In May, parliament labeled the OLA and the Tigray People’s Liberation Front (TPLF), whose rebel troops have been battling in Ethiopia’s north since November, as “terrorist organizations.”

The government has accused the OLA of massacring civilians in Oromia and Amhara, the country’s two largest regions.

According to federal officials, clashes between the two ethnic groups killed more than 300 people over many days in March.

Accusations that the gang was behind the heinous atrocities have been refuted. The OLA split from the Oromo Liberation Front. This opposition organization had been in exile for years but was allowed to return to Ethiopia after Prime Minister Abiy Ahmed assumed office in 2018.

The OLA and the TPLF stated earlier this month that they had formed an agreement to combat Abiy’s army and allies together.

According to an OLA spokesman, the two organizations agreed that Abiy’s “dictatorship” had to be overthrown and that they were sharing intelligence and strategizing together.

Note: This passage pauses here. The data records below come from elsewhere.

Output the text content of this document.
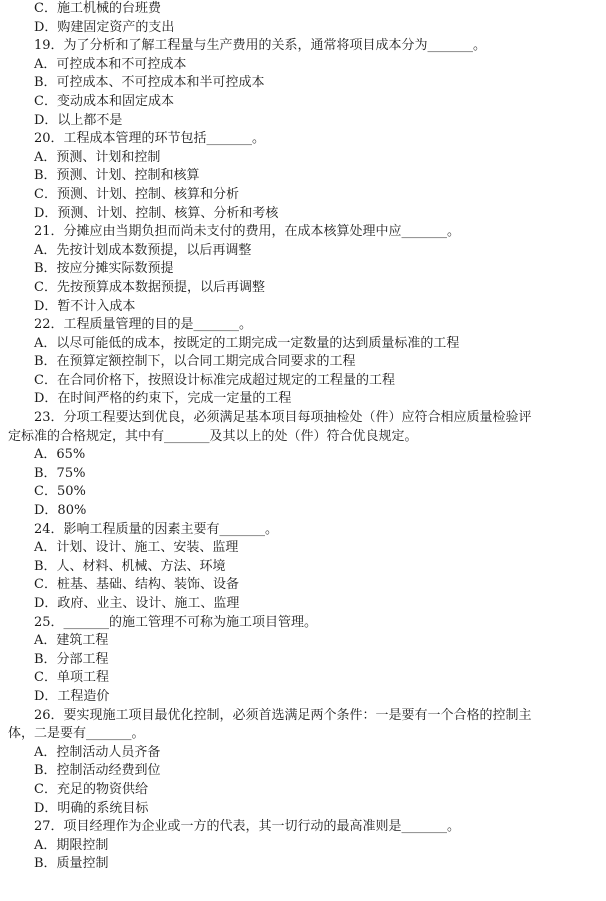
C．施工机械的台班费
D．购建固定资产的支出
19．为了分析和了解工程量与生产费用的关系，通常将项目成本分为_______。
A．可控成本和不可控成本
B．可控成本、不可控成本和半可控成本
C．变动成本和固定成本
D．以上都不是
20．工程成本管理的环节包括_______。
A．预测、计划和控制
B．预测、计划、控制和核算
C．预测、计划、控制、核算和分析
D．预测、计划、控制、核算、分析和考核
21．分摊应由当期负担而尚未支付的费用，在成本核算处理中应_______。
A．先按计划成本数预提，以后再调整
B．按应分摊实际数预提
C．先按预算成本数据预提，以后再调整
D．暂不计入成本
22．工程质量管理的目的是_______。
A．以尽可能低的成本，按既定的工期完成一定数量的达到质量标准的工程
B．在预算定额控制下，以合同工期完成合同要求的工程
C．在合同价格下，按照设计标准完成超过规定的工程量的工程
D．在时间严格的约束下，完成一定量的工程
23．分项工程要达到优良，必须满足基本项目每项抽检处（件）应符合相应质量检验评
定标准的合格规定，其中有_______及其以上的处（件）符合优良规定。
A．65%
B．75%
C．50%
D．80%
24．影响工程质量的因素主要有_______。
A．计划、设计、施工、安装、监理
B．人、材料、机械、方法、环境
C．桩基、基础、结构、装饰、设备
D．政府、业主、设计、施工、监理
25．_______的施工管理不可称为施工项目管理。
A．建筑工程
B．分部工程
C．单项工程
D．工程造价
26．要实现施工项目最优化控制，必须首选满足两个条件：一是要有一个合格的控制主
体，二是要有_______。
A．控制活动人员齐备
B．控制活动经费到位
C．充足的物资供给
D．明确的系统目标
27．项目经理作为企业或一方的代表，其一切行动的最高准则是_______。
A．期限控制
B．质量控制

The administration described the agreement as a “destructive alliance” between two factions attempting to destabilize the country.

Since November, when Abiy, the 2019 Nobel Peace Prize laureate, dispatched soldiers into Tigray to depose the TPLF, northern Ethiopia has been wracked by conflict.

He said TPLF attacks on federal army camps prompted the move and that victory would come quickly.

However, nine months later, the fighting had expanded to the neighboring districts of Afar and Amhara, enlisting the help of Ethiopian forces.